L'alpha 1-antitrypsine chez de - nouveaux - jeunes diabétiques de type 1
Des études récentes ont démontré que l'alpha 1-antitrypsine peut diminuer les marqueurs pro-inflammatoires et protéger les îlots de Langerhans pancréatiques contre les réponses auto-immunes. Mais quelle est la sécurité de cet inhibiteur de la protéase chez des enfants chez qui un diagnostic de diabète de type 1 a été posé récemment ?
Cette question a été examinée dans une étude ouverte, interventionnelle, de phase I/II, d'une durée de 37 semaines, auprès de 24 enfants (12 garçons, âge 12,9 ± 2,4 ans).
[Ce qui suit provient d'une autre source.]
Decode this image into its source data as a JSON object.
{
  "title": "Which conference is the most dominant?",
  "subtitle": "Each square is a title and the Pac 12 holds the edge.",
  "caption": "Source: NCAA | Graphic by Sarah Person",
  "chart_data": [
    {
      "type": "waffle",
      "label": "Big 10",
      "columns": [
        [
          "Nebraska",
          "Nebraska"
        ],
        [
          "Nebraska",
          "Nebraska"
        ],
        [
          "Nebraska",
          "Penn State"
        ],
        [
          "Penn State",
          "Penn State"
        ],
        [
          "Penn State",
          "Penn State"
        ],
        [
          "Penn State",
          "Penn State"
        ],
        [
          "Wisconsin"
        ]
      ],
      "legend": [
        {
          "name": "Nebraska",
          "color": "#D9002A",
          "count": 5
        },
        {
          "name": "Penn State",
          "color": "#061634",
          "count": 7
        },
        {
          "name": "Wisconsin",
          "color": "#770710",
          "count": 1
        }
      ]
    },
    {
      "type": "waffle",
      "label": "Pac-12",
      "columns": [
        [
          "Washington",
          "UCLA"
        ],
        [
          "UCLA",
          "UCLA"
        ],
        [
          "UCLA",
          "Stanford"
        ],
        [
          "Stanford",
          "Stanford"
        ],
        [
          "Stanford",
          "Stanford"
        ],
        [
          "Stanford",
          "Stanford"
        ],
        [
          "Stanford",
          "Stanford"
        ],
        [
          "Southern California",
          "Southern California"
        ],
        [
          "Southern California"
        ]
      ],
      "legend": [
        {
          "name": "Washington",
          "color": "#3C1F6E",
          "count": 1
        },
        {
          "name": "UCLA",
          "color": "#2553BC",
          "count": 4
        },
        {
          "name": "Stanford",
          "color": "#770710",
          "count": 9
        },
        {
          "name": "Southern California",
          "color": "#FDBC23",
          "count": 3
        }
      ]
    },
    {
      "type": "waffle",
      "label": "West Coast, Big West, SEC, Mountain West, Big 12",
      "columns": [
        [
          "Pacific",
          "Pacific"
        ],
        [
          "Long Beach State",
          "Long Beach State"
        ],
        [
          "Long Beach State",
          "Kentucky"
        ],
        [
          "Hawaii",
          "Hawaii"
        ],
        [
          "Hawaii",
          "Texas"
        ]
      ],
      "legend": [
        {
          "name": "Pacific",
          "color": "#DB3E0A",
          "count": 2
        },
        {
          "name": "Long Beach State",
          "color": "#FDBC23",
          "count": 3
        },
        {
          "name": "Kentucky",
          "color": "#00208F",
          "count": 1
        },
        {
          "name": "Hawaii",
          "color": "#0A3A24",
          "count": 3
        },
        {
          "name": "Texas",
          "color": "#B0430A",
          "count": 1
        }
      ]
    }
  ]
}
Les participants ont reçu 18 perfusions de trois doses différentes d'alpha 1-antitrypsine (40, 60 ou 80 mg/kg/dose).
Meilleur contrôle de la glycémie
En premier lieu, on a évalué la sécurité et la tolérance, mais l'analyse portait également sur le contrôle glycémique, le C-peptide (une mesure de la sécrétion endogène d'insuline) et les taux d'anticorps. Les répondeurs potentiels étaient définis comme les enfants présentant une diminution du pic de C-peptide inférieure à 7,5 % en dessous de la valeur initiale.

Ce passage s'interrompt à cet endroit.